Albert was married to Jessie Ryther of Palmer Massachusetts. She bore him three 3 sons, Donald , Leonard and Roger. Young Donald loved to draw. When Alice and Melville Bigelow, who attended Albert's church in Cambridge, visited the Squier home they saw young Donalds drawings and offered to pay for art lessons for the boy. Alice was a devoted patron and friend of Donald's until her death in 1953. The Bigelows paid for his first year at the Museum School at the Boston Museum of Fine Arts. After that he attended on Scholarship until he felt he had learned everything he could from the teachers there.
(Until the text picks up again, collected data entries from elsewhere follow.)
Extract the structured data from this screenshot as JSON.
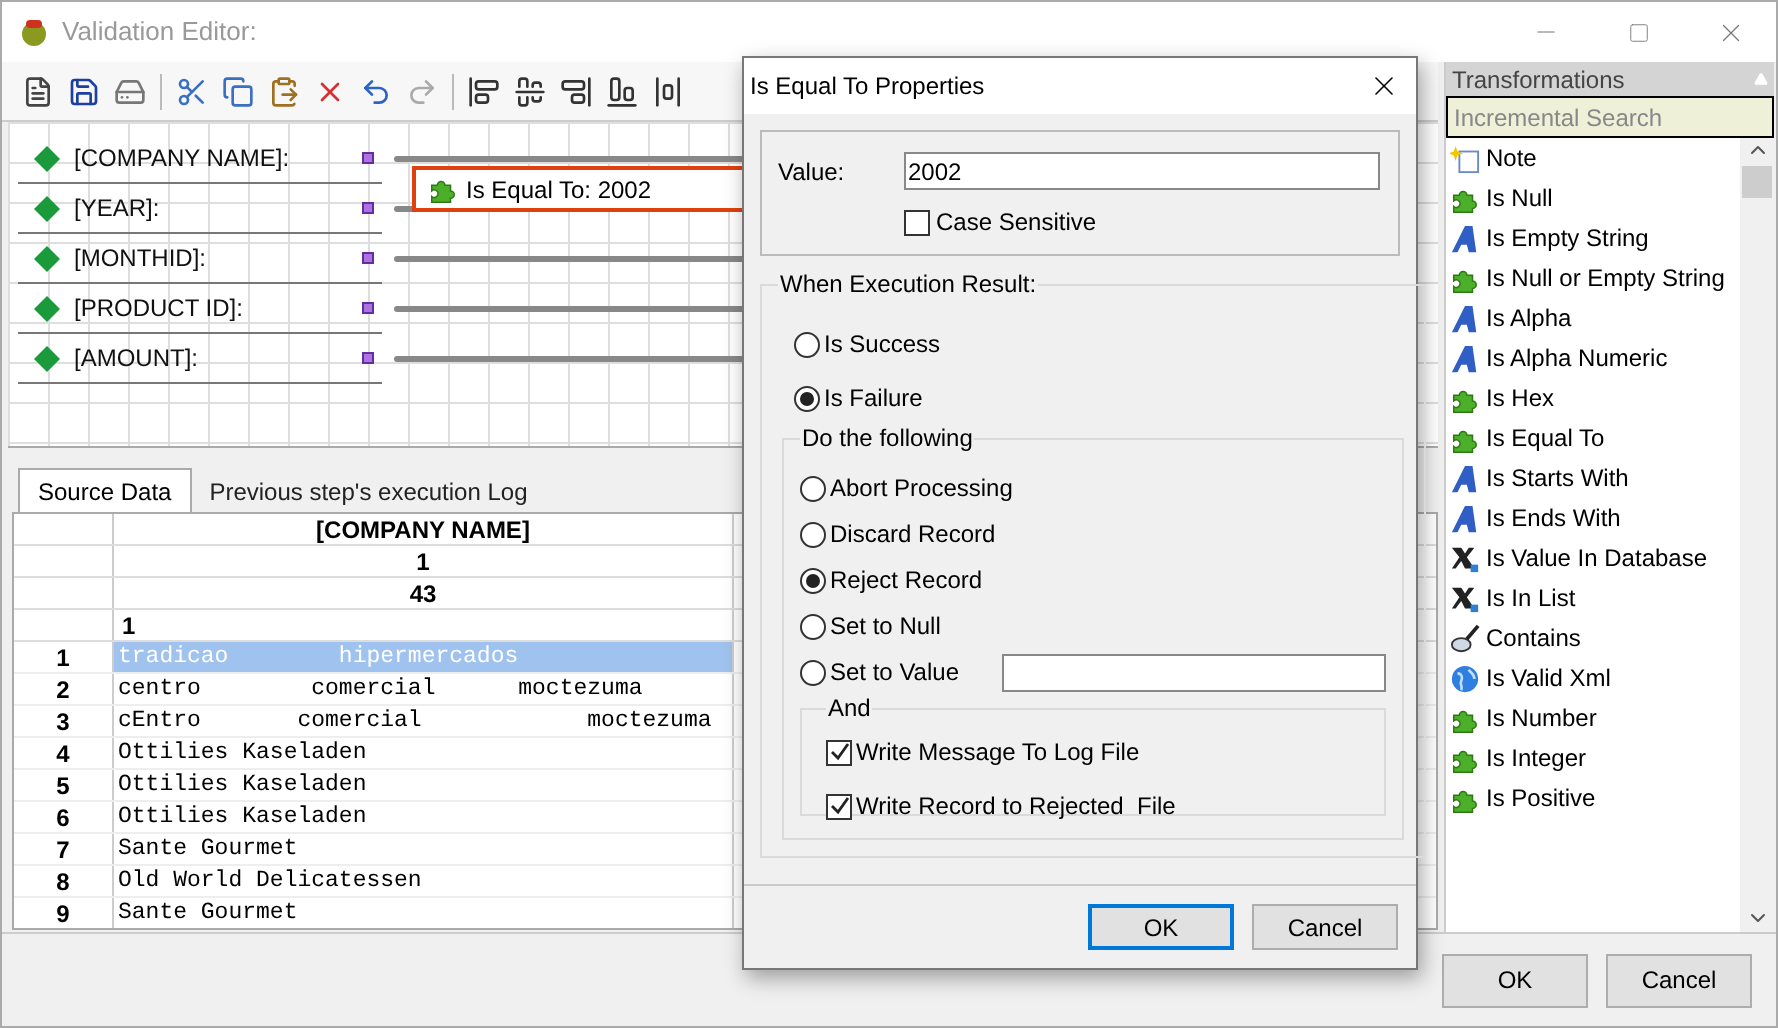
{
  "window": {
    "title": "Validation Editor:"
  },
  "canvas": {
    "fields": [
      {
        "label": "[COMPANY NAME]:"
      },
      {
        "label": "[YEAR]:"
      },
      {
        "label": "[MONTHID]:"
      },
      {
        "label": "[PRODUCT ID]:"
      },
      {
        "label": "[AMOUNT]:"
      }
    ],
    "node": {
      "label": "Is Equal To: 2002"
    }
  },
  "tabs": [
    {
      "label": "Source Data",
      "selected": true
    },
    {
      "label": "Previous step's execution Log",
      "selected": false
    }
  ],
  "grid": {
    "header_rows": [
      {
        "text": "[COMPANY NAME]",
        "kind": "centered"
      },
      {
        "text": "1",
        "kind": "centered"
      },
      {
        "text": "43",
        "kind": "centered"
      },
      {
        "text": "1",
        "kind": "left"
      }
    ],
    "rows": [
      {
        "number": "1",
        "text": "tradicao        hipermercados",
        "selected": true
      },
      {
        "number": "2",
        "text": "centro        comercial      moctezuma",
        "selected": false
      },
      {
        "number": "3",
        "text": "cEntro       comercial            moctezuma",
        "selected": false
      },
      {
        "number": "4",
        "text": "Ottilies Kaseladen",
        "selected": false
      },
      {
        "number": "5",
        "text": "Ottilies Kaseladen",
        "selected": false
      },
      {
        "number": "6",
        "text": "Ottilies Kaseladen",
        "selected": false
      },
      {
        "number": "7",
        "text": "Sante Gourmet",
        "selected": false
      },
      {
        "number": "8",
        "text": "Old World Delicatessen",
        "selected": false
      },
      {
        "number": "9",
        "text": "Sante Gourmet",
        "selected": false
      }
    ]
  },
  "transformations": {
    "title": "Transformations",
    "search": {
      "placeholder": "Incremental Search"
    },
    "items": [
      {
        "label": "Note",
        "kind": "note"
      },
      {
        "label": "Is Null",
        "kind": "puzzle"
      },
      {
        "label": "Is Empty String",
        "kind": "letter"
      },
      {
        "label": "Is Null or Empty String",
        "kind": "puzzle"
      },
      {
        "label": "Is Alpha",
        "kind": "letter"
      },
      {
        "label": "Is Alpha Numeric",
        "kind": "letter"
      },
      {
        "label": "Is Hex",
        "kind": "puzzle"
      },
      {
        "label": "Is Equal To",
        "kind": "puzzle"
      },
      {
        "label": "Is Starts With",
        "kind": "letter"
      },
      {
        "label": "Is Ends With",
        "kind": "letter"
      },
      {
        "label": "Is Value In Database",
        "kind": "database"
      },
      {
        "label": "Is In List",
        "kind": "database"
      },
      {
        "label": "Contains",
        "kind": "search"
      },
      {
        "label": "Is Valid Xml",
        "kind": "globe"
      },
      {
        "label": "Is Number",
        "kind": "puzzle"
      },
      {
        "label": "Is Integer",
        "kind": "puzzle"
      },
      {
        "label": "Is Positive",
        "kind": "puzzle"
      }
    ]
  },
  "dialog": {
    "title": "Is Equal To Properties",
    "value_label": "Value:",
    "value": "2002",
    "case_sensitive": {
      "label": "Case Sensitive",
      "checked": false
    },
    "result_group": "When Execution Result:",
    "results": [
      {
        "label": "Is Success",
        "selected": false
      },
      {
        "label": "Is Failure",
        "selected": true
      }
    ],
    "action_group": "Do the following",
    "actions": [
      {
        "label": "Abort Processing",
        "selected": false,
        "kind": "plain"
      },
      {
        "label": "Discard Record",
        "selected": false,
        "kind": "plain"
      },
      {
        "label": "Reject Record",
        "selected": true,
        "kind": "plain"
      },
      {
        "label": "Set to Null",
        "selected": false,
        "kind": "plain"
      },
      {
        "label": "Set to Value",
        "selected": false,
        "kind": "value"
      }
    ],
    "and_group": "And",
    "options": [
      {
        "label": "Write Message To Log File",
        "checked": true
      },
      {
        "label": "Write Record to Rejected  File",
        "checked": true
      }
    ],
    "buttons": [
      {
        "label": "OK",
        "kind": "default"
      },
      {
        "label": "Cancel",
        "kind": "normal"
      }
    ]
  },
  "footer_buttons": [
    {
      "label": "OK"
    },
    {
      "label": "Cancel"
    }
  ]
}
When World War I broke out Donald joined the cavalry. He was sent to the Texas Mexican border where he spent the war chasing Pancho Villa back and forth across the Mexican border. When Donald left the cavalry as a first lieutenant, he traveled back East to resume his studies in art. He decided he needed the European experience and sailed steerage to Europe. He studied independently in Paris and was very impressed with the new art which he experienced. When he returned to Boston he tried to sell his new work and found it soundly rejected by the then reigning arts community. Since he needed money to live, he started doing portraits which he had been very successful at while in art school. Melville Bigelow was the Dean of Boston University Law School and was able to introduce the young artist to the social circles in which he could sell portraits. This work led him to portrait commissions in Washington DC and New York. In Washington during the 20s and 30s he was much in demand and painted many political notables of the era, among them was Chief Justice Hughes, General George S Patton, Mrs Henry Parsons Erwin, Hamilton Fish and many too numerous to mention (and too old and tedious for his children to remember).
Donald had a studio in Greenwich Village in the late 20's and early 30's. During that time, although known as a portrait painter, he also painted street scenes which he loved. He also traveled to western Massachusetts and New Hampshire and where he painted landscapes. He always loved painting people and nature, but had little interest in the formal recognition and acceptance of the art world. Since he was a successful portrait artist he didn't feel he needed to "play the game" as he called it.
In the 30's Donald Squier's world came to an end. The building which housed his studio was gutted by fire. Donald had collected a number of portraits from clients for a one man show. Every piece disappeared. He felt he had to replace every portrait which had been lost. He worked day and night to recoup and by so doing ruined his health. Although he managed to replace the work, he injured his back so severely that he could not walk. His old patron Alice Bigelow brought him back to Boston for medical treatment, and gradually he began to regain his mobility. He opened a studio in the Fenway across from Fenway Park and resumed painting. Many of his paintings in the late 30's were murals commissioned by public institutions.
In 1936 he married a young model Evelyn Sinclair. She bore him 4 children in 8 years. When WW II broke out Donald tried to enlist, but he was considered too old and had too many responsibilities. Since he felt it was his patriotic duty to help in the war effort, he took a job at General Electric designing airplane engines. It was a totally new experience for Donald, and he seemed to enjoy the camaraderie of the work place, so different from the solitary studio environment.
At the end of WW II Donald Squier and his family moved to Melrose Massachusetts. He maintained a studio on the 3rd floor of his home there and continued to paint portraits. Since he no longer traveled in the social circles which generated portrait commissions, he supplemented his portrait work with restorations and other less desirable art work. His loyal patrons continued to offer him portrait commissions, and he painted portraits until the mid 1970's when he experienced two detached retinas. The scaring on his retinas made it impossible for him to see clearly. For all intents and purposes his days as a portrait artist were over, although he did produce a few pieces of friends and family.